Process industries are characterized by intense use of raw resources and energy, thus providing a context where even small optimizations can lead to savings both in terms of economic and environmental costs. This is especially true for specific industrial processes such as aluminium smelting or injection moulding, characterized by production in high volumes divided among distributed production units, across several lines, plants or even sites.
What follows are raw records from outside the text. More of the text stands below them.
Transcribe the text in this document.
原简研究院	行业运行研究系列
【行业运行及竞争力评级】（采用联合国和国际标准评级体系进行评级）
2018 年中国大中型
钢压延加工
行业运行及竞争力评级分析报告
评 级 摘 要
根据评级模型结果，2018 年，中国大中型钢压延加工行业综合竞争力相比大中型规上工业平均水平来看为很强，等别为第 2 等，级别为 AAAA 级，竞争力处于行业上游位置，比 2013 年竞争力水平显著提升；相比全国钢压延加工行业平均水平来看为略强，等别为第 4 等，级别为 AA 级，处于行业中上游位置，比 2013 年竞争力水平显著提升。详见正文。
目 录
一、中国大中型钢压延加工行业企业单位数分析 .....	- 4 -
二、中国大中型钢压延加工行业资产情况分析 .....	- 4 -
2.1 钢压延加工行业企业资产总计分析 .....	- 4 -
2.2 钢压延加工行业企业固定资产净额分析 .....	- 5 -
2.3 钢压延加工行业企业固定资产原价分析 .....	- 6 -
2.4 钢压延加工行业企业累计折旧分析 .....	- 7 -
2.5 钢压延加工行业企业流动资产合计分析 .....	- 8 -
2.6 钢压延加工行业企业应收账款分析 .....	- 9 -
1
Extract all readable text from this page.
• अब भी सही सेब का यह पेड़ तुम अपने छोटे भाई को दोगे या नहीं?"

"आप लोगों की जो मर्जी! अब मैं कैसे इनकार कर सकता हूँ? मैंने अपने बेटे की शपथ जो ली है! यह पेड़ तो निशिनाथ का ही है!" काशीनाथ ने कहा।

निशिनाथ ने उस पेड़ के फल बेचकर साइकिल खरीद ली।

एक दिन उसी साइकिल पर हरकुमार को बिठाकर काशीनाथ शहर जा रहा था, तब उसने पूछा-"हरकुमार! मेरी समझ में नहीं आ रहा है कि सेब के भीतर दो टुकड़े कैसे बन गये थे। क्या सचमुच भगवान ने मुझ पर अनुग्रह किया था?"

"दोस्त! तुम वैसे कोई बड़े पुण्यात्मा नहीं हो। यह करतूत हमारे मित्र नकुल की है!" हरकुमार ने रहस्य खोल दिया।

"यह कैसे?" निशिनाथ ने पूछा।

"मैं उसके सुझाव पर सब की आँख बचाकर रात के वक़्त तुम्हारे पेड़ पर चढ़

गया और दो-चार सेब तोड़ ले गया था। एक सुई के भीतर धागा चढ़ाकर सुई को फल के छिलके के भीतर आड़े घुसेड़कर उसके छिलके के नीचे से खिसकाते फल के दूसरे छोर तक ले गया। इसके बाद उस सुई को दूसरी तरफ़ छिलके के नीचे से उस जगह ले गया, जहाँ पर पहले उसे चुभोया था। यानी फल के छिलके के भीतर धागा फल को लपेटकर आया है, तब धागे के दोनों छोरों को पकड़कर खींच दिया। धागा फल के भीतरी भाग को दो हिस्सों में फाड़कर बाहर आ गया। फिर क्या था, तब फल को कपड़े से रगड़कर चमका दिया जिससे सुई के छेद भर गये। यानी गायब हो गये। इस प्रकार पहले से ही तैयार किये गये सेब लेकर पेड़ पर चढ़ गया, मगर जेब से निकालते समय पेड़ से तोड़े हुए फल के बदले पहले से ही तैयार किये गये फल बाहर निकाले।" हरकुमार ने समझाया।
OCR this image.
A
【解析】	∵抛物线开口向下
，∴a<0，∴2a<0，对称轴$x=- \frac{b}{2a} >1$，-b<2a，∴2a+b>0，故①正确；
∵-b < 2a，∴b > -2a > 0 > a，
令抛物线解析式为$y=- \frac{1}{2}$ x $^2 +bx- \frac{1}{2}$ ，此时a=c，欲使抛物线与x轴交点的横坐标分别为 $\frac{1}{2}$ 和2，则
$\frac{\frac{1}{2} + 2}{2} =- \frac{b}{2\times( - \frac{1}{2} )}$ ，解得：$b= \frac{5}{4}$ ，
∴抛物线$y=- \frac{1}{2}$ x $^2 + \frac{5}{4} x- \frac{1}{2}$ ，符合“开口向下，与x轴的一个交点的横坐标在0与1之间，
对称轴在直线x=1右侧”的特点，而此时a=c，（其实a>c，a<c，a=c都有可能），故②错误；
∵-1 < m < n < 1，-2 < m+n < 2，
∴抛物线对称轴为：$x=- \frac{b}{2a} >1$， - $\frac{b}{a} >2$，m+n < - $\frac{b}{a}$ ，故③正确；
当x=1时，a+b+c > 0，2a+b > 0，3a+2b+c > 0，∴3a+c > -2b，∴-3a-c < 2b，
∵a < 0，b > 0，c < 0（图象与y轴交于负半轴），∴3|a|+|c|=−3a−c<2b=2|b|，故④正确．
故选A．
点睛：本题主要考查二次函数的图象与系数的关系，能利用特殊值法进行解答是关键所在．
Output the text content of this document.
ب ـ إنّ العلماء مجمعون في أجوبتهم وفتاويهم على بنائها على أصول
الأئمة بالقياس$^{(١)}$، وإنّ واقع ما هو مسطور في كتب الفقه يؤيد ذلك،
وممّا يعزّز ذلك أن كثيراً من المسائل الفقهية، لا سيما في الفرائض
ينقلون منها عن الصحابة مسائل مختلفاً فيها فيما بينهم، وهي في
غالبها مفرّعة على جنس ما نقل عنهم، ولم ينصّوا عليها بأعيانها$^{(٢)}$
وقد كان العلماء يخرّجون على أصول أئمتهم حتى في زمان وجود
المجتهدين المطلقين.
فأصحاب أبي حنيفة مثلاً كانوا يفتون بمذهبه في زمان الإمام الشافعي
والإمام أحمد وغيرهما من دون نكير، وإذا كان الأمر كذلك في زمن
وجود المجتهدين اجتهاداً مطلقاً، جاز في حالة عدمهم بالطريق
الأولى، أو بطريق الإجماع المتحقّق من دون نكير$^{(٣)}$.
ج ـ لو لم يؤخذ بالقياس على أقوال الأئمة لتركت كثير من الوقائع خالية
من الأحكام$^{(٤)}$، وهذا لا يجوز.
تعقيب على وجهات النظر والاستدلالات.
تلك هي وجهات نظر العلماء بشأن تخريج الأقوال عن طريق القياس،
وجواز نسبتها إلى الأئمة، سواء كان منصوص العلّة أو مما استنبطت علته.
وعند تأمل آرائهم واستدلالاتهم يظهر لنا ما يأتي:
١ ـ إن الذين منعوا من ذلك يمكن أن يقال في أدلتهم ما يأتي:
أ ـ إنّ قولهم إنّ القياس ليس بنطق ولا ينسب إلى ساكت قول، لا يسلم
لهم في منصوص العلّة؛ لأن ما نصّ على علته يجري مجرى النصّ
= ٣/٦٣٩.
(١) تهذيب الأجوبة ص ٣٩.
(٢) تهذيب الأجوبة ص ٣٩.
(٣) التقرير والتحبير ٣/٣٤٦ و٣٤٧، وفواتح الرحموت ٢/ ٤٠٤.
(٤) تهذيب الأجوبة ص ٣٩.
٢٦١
Predictive modelling techniques can be especially effective in optimizing processes in such context, but their application is not straightforward for several reasons including e.g. the high cost of integrating new sensors or actuators into legacy production, difficulties in monitoring physical parameters in harsh conditions, interoperability issues, difficulties in application fusing and correlating information collected at different SCADA levels, challenges in defining KPIs, etc. As a consequence, the deployment of model-based predictive functions in such production environment at a sustainable cost or with sufficient reliability is not always feasible, resulting in optimization potentials remaining untapped.
In past markets characterized by lower international competition, stable demand, relatively low labour cost and high abundance of raw materials, industry was able to remain viable just through progressive improvements in production technology, organization and logistics. The change in global competition and resources availability calls instead for a drastic re-invention and re-design of production processes and sites. Enabling benefits by integrating innovations in the installed process base is a fundamental step to help process industries transitioning from the current model oriented to the production of goods by consuming resources, to newer “circular” models. In this perspective, resource, cost and environmental sustainability is considered, monitored and optimized at all times, resulting in benefits for industries and society as a whole.
MONSOON project aims at establishing data-driven methodology and tools to support identification and exploitation of optimization potentials through model based predictive controls. The data lab enables multidisciplinary teams to jointly model, develop, simulate, verify, deploy and evaluate distributed predictions and controls. This will help plants in meeting their optimization.
MONSOON achieved to develop a flexible and scalable infrastructure able to support a model-based development environment dedicated to easier the study, the creation and the test of function dedicated to improve and optimize processes. MONSOON solution has been tested by data scientists and end users in order to better align the finalization of the requirements. In fact, data scientists created new or improved existing predictive functions, regularly cooperating with the domain experts. The predictive functions for the different scenarios have been created and tested by using MONSOON platform. Nevertheless, the consortium faced and overcame several technical and not technical challenges related to the production and plant needs and schedule. All the challenges gave to the consortium many important lessons learned.